Паня говорила очень медленно, и слова у нее были как чугунные.

Тут заговорила тетя Варя вкрадчиво и в то же время язвительно:

— Ах, вы не любите лодырей? Подавай вам борцов и работников? А лодырей по боку, в крапиву, в канаву? Пусть себе гниют под забором? Вы думаете, лодыри падают с неба? Так сразу рождаются лодырями? Нет, милые, их создаете вы сами, их создает коллектив. Если коллектив у вас здоровый и крепкий, вы самого дрянного превратите в хорошего, а если коллектив у вас дрянь, вы любого сделаете дрянью. Самого лучшего. Да. Так в чем же дело? Или вы не надеетесь на свой коллектив? Или он, по-вашему, такой шаткий и слабый, что всякий бузотёр может уничтожить его?.. Если так, то о чем говорить?

— Нет! Нет! Нет!

— Конечно, если вы не верите в свой коллектив…

— Верим! Верим!

— А если верите, то чего же бояться?.. Никакие Бубы, никакие Ильки не опасны для вас, если вы все, как один человек, будете дружно работать, чтобы подготовить достойную смену, которая…

— Будем! Будем!

— А если будете, — и тетя Варя широко улыбнулась, — и Буба, и Илько… вот вы сами увидите… станут не хуже, а может быть лучше нас всех… дельными, боевыми работниками… Только поднимите у себя дисциплину, только укрепите свою коллективную спайку.

Долго говорила тетя Варя, и в конце концов Бубу решили оставить.

Но Соломон не сдавался по-прежнему:

— Ой, вымотает он у нас кишки, этот Буба!

7. Солнечная

Но Буба как будто притих.
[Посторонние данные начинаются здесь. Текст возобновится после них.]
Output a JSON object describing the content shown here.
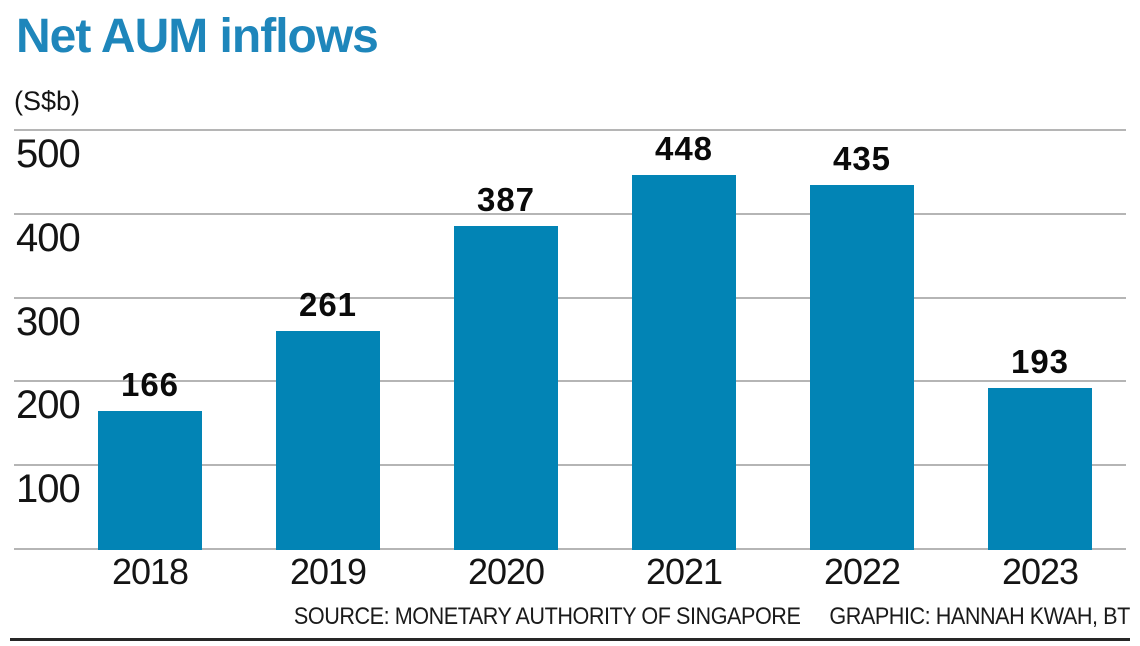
{
  "header": {
    "title": "Net AUM inflows",
    "unit_label": "(S$b)"
  },
  "chart_data": {
    "type": "bar",
    "title": "Net AUM inflows",
    "unit_label": "(S$b)",
    "categories": [
      "2018",
      "2019",
      "2020",
      "2021",
      "2022",
      "2023"
    ],
    "values": [
      166,
      261,
      387,
      448,
      435,
      193
    ],
    "xlabel": "",
    "ylabel": "(S$b)",
    "ylim": [
      0,
      500
    ],
    "yticks": [
      100,
      200,
      300,
      400,
      500
    ],
    "grid": true,
    "legend": false,
    "value_labels_shown": true,
    "bar_color": "#0284b5",
    "title_color": "#1e86bb",
    "gridline_color": "#b5b5b5"
  },
  "footer": {
    "source": "SOURCE: MONETARY AUTHORITY OF SINGAPORE",
    "graphic": "GRAPHIC: HANNAH KWAH, BT"
  }
}
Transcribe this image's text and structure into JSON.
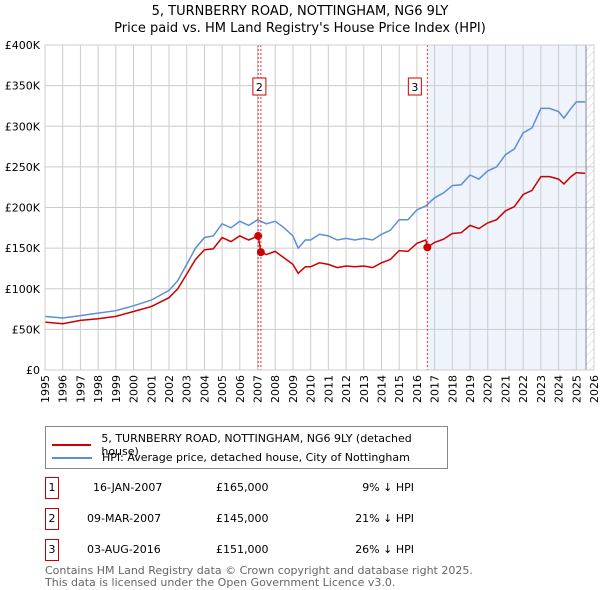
{
  "title": "5, TURNBERRY ROAD, NOTTINGHAM, NG6 9LY",
  "subtitle": "Price paid vs. HM Land Registry's House Price Index (HPI)",
  "chart_data": {
    "type": "line",
    "xlim": [
      1995,
      2026
    ],
    "ylim": [
      0,
      400000
    ],
    "x_ticks": [
      "1995",
      "1996",
      "1997",
      "1998",
      "1999",
      "2000",
      "2001",
      "2002",
      "2003",
      "2004",
      "2005",
      "2006",
      "2007",
      "2008",
      "2009",
      "2010",
      "2011",
      "2012",
      "2013",
      "2014",
      "2015",
      "2016",
      "2017",
      "2018",
      "2019",
      "2020",
      "2021",
      "2022",
      "2023",
      "2024",
      "2025",
      "2026"
    ],
    "y_ticks": [
      {
        "v": 0,
        "l": "£0"
      },
      {
        "v": 50000,
        "l": "£50K"
      },
      {
        "v": 100000,
        "l": "£100K"
      },
      {
        "v": 150000,
        "l": "£150K"
      },
      {
        "v": 200000,
        "l": "£200K"
      },
      {
        "v": 250000,
        "l": "£250K"
      },
      {
        "v": 300000,
        "l": "£300K"
      },
      {
        "v": 350000,
        "l": "£350K"
      },
      {
        "v": 400000,
        "l": "£400K"
      }
    ],
    "grid": true,
    "shaded_from": 2016.59,
    "hatched_from": 2025.55,
    "series": [
      {
        "name": "5, TURNBERRY ROAD, NOTTINGHAM, NG6 9LY (detached house)",
        "color": "#cc0000",
        "x": [
          1995,
          1996,
          1997,
          1998,
          1999,
          2000,
          2001,
          2002,
          2002.5,
          2003,
          2003.5,
          2004,
          2004.5,
          2005,
          2005.5,
          2006,
          2006.5,
          2007.04,
          2007.19,
          2007.5,
          2008,
          2008.5,
          2009,
          2009.3,
          2009.7,
          2010,
          2010.5,
          2011,
          2011.5,
          2012,
          2012.5,
          2013,
          2013.5,
          2014,
          2014.5,
          2015,
          2015.5,
          2016,
          2016.5,
          2016.59,
          2017,
          2017.5,
          2018,
          2018.5,
          2019,
          2019.5,
          2020,
          2020.5,
          2021,
          2021.5,
          2022,
          2022.5,
          2023,
          2023.5,
          2024,
          2024.3,
          2024.7,
          2025,
          2025.5
        ],
        "y": [
          59,
          57,
          61,
          63,
          66,
          72,
          78,
          89,
          100,
          118,
          136,
          148,
          149,
          163,
          158,
          165,
          160,
          165,
          145,
          142,
          146,
          138,
          130,
          119,
          127,
          127,
          132,
          130,
          126,
          128,
          127,
          128,
          126,
          132,
          136,
          147,
          146,
          156,
          160,
          151,
          157,
          161,
          168,
          169,
          178,
          174,
          181,
          185,
          196,
          201,
          216,
          221,
          238,
          238,
          235,
          229,
          238,
          243,
          242
        ]
      },
      {
        "name": "HPI: Average price, detached house, City of Nottingham",
        "color": "#5b8fd6",
        "x": [
          1995,
          1996,
          1997,
          1998,
          1999,
          2000,
          2001,
          2002,
          2002.5,
          2003,
          2003.5,
          2004,
          2004.5,
          2005,
          2005.5,
          2006,
          2006.5,
          2007,
          2007.5,
          2008,
          2008.5,
          2009,
          2009.3,
          2009.7,
          2010,
          2010.5,
          2011,
          2011.5,
          2012,
          2012.5,
          2013,
          2013.5,
          2014,
          2014.5,
          2015,
          2015.5,
          2016,
          2016.5,
          2017,
          2017.5,
          2018,
          2018.5,
          2019,
          2019.5,
          2020,
          2020.5,
          2021,
          2021.5,
          2022,
          2022.5,
          2023,
          2023.5,
          2024,
          2024.3,
          2024.7,
          2025,
          2025.5
        ],
        "y": [
          66,
          64,
          67,
          70,
          73,
          79,
          86,
          98,
          110,
          130,
          150,
          163,
          165,
          180,
          175,
          183,
          178,
          185,
          180,
          183,
          175,
          165,
          150,
          160,
          160,
          167,
          165,
          160,
          162,
          160,
          162,
          160,
          167,
          172,
          185,
          185,
          197,
          202,
          212,
          218,
          227,
          228,
          240,
          235,
          245,
          250,
          265,
          272,
          292,
          298,
          322,
          322,
          318,
          310,
          322,
          330,
          330
        ]
      }
    ],
    "y_unit": 1000,
    "sales": [
      {
        "label": "1",
        "x": 2007.04,
        "y": 165000
      },
      {
        "label": "2",
        "x": 2007.19,
        "y": 145000
      },
      {
        "label": "3",
        "x": 2016.59,
        "y": 151000
      }
    ],
    "markers_shown": [
      "2",
      "3"
    ]
  },
  "legend": {
    "red": "5, TURNBERRY ROAD, NOTTINGHAM, NG6 9LY (detached house)",
    "blue": "HPI: Average price, detached house, City of Nottingham"
  },
  "transactions": [
    {
      "n": "1",
      "date": "16-JAN-2007",
      "price": "£165,000",
      "hpi": "9% ↓ HPI"
    },
    {
      "n": "2",
      "date": "09-MAR-2007",
      "price": "£145,000",
      "hpi": "21% ↓ HPI"
    },
    {
      "n": "3",
      "date": "03-AUG-2016",
      "price": "£151,000",
      "hpi": "26% ↓ HPI"
    }
  ],
  "footer": {
    "line1": "Contains HM Land Registry data © Crown copyright and database right 2025.",
    "line2": "This data is licensed under the Open Government Licence v3.0."
  }
}
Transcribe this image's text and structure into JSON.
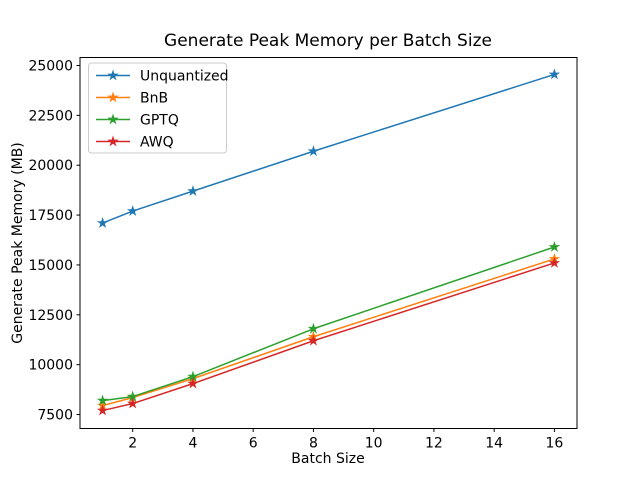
{
  "figure": {
    "background": "#ffffff",
    "border_color": "#000000",
    "text_color": "#000000",
    "legend_border_color": "#cccccc"
  },
  "chart_data": {
    "type": "line",
    "title": "Generate Peak Memory per Batch Size",
    "xlabel": "Batch Size",
    "ylabel": "Generate Peak Memory (MB)",
    "x": [
      1,
      2,
      4,
      8,
      16
    ],
    "series": [
      {
        "name": "Unquantized",
        "color": "#1f77b4",
        "values": [
          17100,
          17700,
          18700,
          20700,
          24550
        ]
      },
      {
        "name": "BnB",
        "color": "#ff7f0e",
        "values": [
          7950,
          8350,
          9300,
          11400,
          15300
        ]
      },
      {
        "name": "GPTQ",
        "color": "#2ca02c",
        "values": [
          8200,
          8400,
          9400,
          11800,
          15900
        ]
      },
      {
        "name": "AWQ",
        "color": "#d62728",
        "values": [
          7700,
          8050,
          9050,
          11200,
          15100
        ]
      }
    ],
    "marker": "star",
    "line_width": 1.5,
    "xticks": [
      2,
      4,
      6,
      8,
      10,
      12,
      14,
      16
    ],
    "yticks": [
      7500,
      10000,
      12500,
      15000,
      17500,
      20000,
      22500,
      25000
    ],
    "xlim": [
      0.25,
      16.75
    ],
    "ylim": [
      6800,
      25400
    ],
    "grid": false,
    "legend_position": "upper-left",
    "legend_labels": [
      "Unquantized",
      "BnB",
      "GPTQ",
      "AWQ"
    ]
  }
}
Целую неделю ни звериного рычания, ни рявканья не доносилось из дверей изолятора.

На Солнечной наступили спокойные дни.

Никогда не думал Сережа, что ему будет так хорошо в санатории. На ее воротах висела очень печальная вывеска: «Санатория для костно-туберкулезных детей».

Стало быть, в ней лечились такие ребята, у которых болели кости. У кого — колено, у кого — бедро, у кого — позвонки. А эти болезни тяжелые, и болеть ими очень невесело.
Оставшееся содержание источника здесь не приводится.